Looking up, I make eye contact with Dan, the realism of Incrementum astounding me as I see the tightness of his face. Somehow, the stress lines and tension from an hour of arguing, fifty-nine minutes longer than he has ever dared disagree with me before, are perfectly displayed on his face. I wonder if the game interface just mimics the physical reactions of his real body. That would mean sending certain neural impulses from his brain to his body and mirroring them in Incrementum. Perhaps the interface allows neural messages about tensing facial muscles and release of stress hormones, but not others, like moving legs and arms. Stop, Francine, I tell myself, this is not the rabbit hole you are looking for.
“You’re right. She’s a viable candidate for the team. I’m unconvinced she’s the tank we need. The promising in-game developments, and her excellent real life track record are not enough to make up for lack of experience, knowledge, and reckless impulses, in my opinion. But even then, she is at least a candidate. I shouldn’t have reacted the way I did. I apologize for my hasty actions and words. Null Division’s ultimatum has me on edge. We can’t afford to give into his demands Dan, you get that don’t you?”

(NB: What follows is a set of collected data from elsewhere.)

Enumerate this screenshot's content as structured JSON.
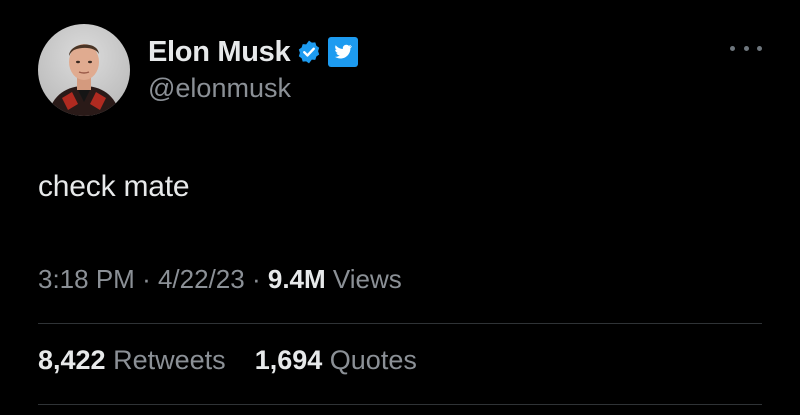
{
  "author": {
    "display_name": "Elon Musk",
    "handle": "@elonmusk",
    "verified": true,
    "verified_color": "#1d9bf0",
    "affiliate_badge_icon": "twitter-bird-icon",
    "affiliate_badge_color": "#1d9bf0"
  },
  "tweet": {
    "text": "check mate"
  },
  "meta": {
    "time": "3:18 PM",
    "separator_1": "·",
    "date": "4/22/23",
    "separator_2": "·",
    "views_count": "9.4M",
    "views_label": "Views"
  },
  "stats": {
    "retweets_count": "8,422",
    "retweets_label": "Retweets",
    "quotes_count": "1,694",
    "quotes_label": "Quotes"
  },
  "icons": {
    "more": "more-horizontal-icon",
    "verified": "verified-badge-icon"
  }
}
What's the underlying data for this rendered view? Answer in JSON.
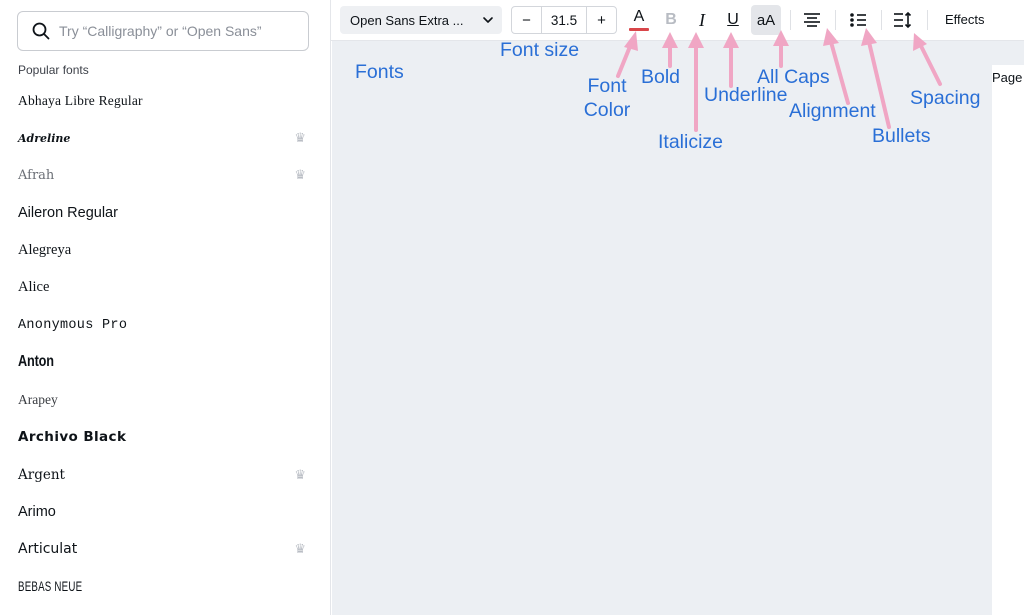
{
  "sidebar": {
    "search_placeholder": "Try “Calligraphy” or “Open Sans”",
    "section_title": "Popular fonts",
    "fonts": [
      {
        "name": "Abhaya Libre Regular",
        "premium": false
      },
      {
        "name": "Adreline",
        "premium": true
      },
      {
        "name": "Afrah",
        "premium": true
      },
      {
        "name": "Aileron Regular",
        "premium": false
      },
      {
        "name": "Alegreya",
        "premium": false
      },
      {
        "name": "Alice",
        "premium": false
      },
      {
        "name": "Anonymous Pro",
        "premium": false
      },
      {
        "name": "Anton",
        "premium": false
      },
      {
        "name": "Arapey",
        "premium": false
      },
      {
        "name": "Archivo Black",
        "premium": false
      },
      {
        "name": "Argent",
        "premium": true
      },
      {
        "name": "Arimo",
        "premium": false
      },
      {
        "name": "Articulat",
        "premium": true
      },
      {
        "name": "BEBAS NEUE",
        "premium": false
      }
    ],
    "crown_glyph": "♛"
  },
  "toolbar": {
    "font_name": "Open Sans Extra ...",
    "minus_label": "−",
    "font_size": "31.5",
    "plus_label": "+",
    "color_letter": "A",
    "text_color": "#d9464a",
    "bold_label": "B",
    "italic_label": "I",
    "underline_label": "U",
    "caps_label": "aA",
    "effects_label": "Effects"
  },
  "canvas": {
    "page_label": "Page"
  },
  "annotations": {
    "fonts": "Fonts",
    "font_size": "Font size",
    "font_color_1": "Font",
    "font_color_2": "Color",
    "bold": "Bold",
    "italicize": "Italicize",
    "underline": "Underline",
    "all_caps": "All Caps",
    "alignment": "Alignment",
    "bullets": "Bullets",
    "spacing": "Spacing",
    "label_color": "#2a6fd6",
    "arrow_color": "#f0a6c4"
  }
}
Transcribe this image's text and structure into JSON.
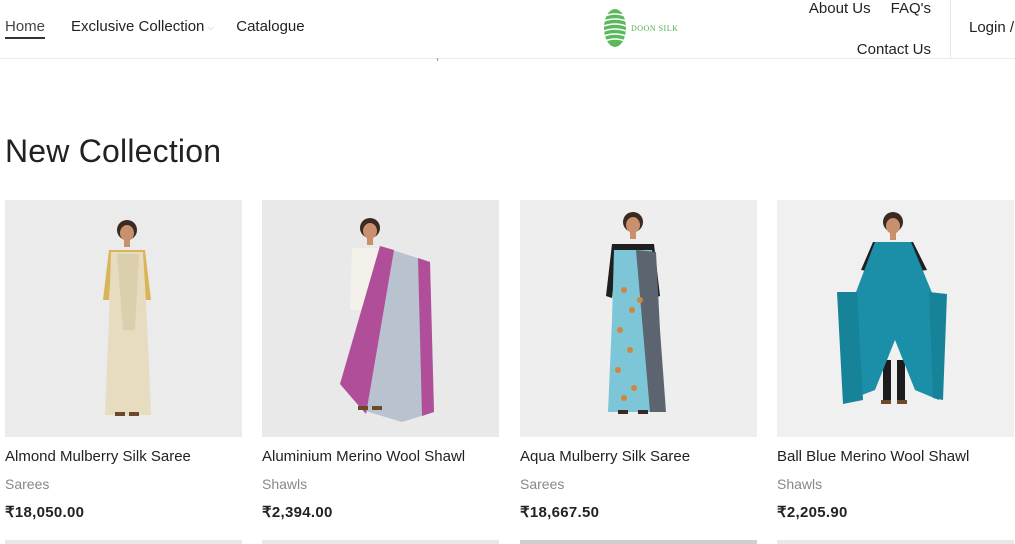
{
  "nav": {
    "home": "Home",
    "exclusive_collection": "Exclusive Collection",
    "catalogue": "Catalogue",
    "about_us": "About Us",
    "faqs": "FAQ's",
    "contact_us": "Contact Us",
    "login": "Login /"
  },
  "logo": {
    "text": "DOON SILK",
    "color": "#4caf50"
  },
  "section": {
    "title": "New Collection"
  },
  "products": [
    {
      "name": "Almond Mulberry Silk Saree",
      "category": "Sarees",
      "price": "₹18,050.00",
      "garment_color": "#e7dcc0"
    },
    {
      "name": "Aluminium Merino Wool Shawl",
      "category": "Shawls",
      "price": "₹2,394.00",
      "garment_color": "#b9c3cf",
      "accent_color": "#b04e9a"
    },
    {
      "name": "Aqua Mulberry Silk Saree",
      "category": "Sarees",
      "price": "₹18,667.50",
      "garment_color": "#7cc6d8",
      "accent_color": "#5c6470"
    },
    {
      "name": "Ball Blue Merino Wool Shawl",
      "category": "Shawls",
      "price": "₹2,205.90",
      "garment_color": "#1b8fa8"
    }
  ]
}
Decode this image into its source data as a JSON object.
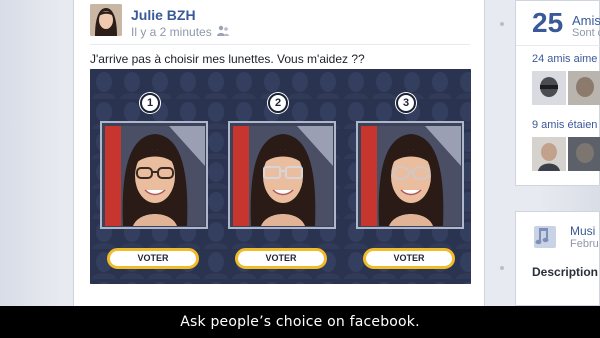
{
  "post": {
    "author": "Julie BZH",
    "timestamp": "Il y a 2 minutes",
    "text": "J'arrive pas à choisir mes lunettes. Vous m'aidez ??"
  },
  "poll": {
    "options": [
      {
        "number": "1",
        "vote_label": "VOTER"
      },
      {
        "number": "2",
        "vote_label": "VOTER"
      },
      {
        "number": "3",
        "vote_label": "VOTER"
      }
    ]
  },
  "sidebar": {
    "friends_count": "25",
    "friends_label": "Amis",
    "friends_sub": "Sont c",
    "line1": "24 amis aime",
    "line2": "9 amis étaien",
    "music_label": "Musi",
    "music_sub": "Febru",
    "description_label": "Description"
  },
  "caption": "Ask people’s choice on facebook.",
  "colors": {
    "facebook_blue": "#3b5998",
    "vote_button_border": "#f0bd2a",
    "poll_background": "#2a3350"
  }
}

“I understand, but you can’t chase away our only hope at a functioning tank. You know what I went through over the last week. We don’t have access to a global talent pool, we have access to the players that show up in my tutorial zone. She is by far the best one -- possibly a gift if you’d spend more than five seconds assessing her.”
Dan’s face loses a bit of its tension. That will have to do for now. There is only so much apologizing I am comfortable with. Once. I am comfortable with apologizing once. I see notifications in the corner of my vision but wait to inspect them.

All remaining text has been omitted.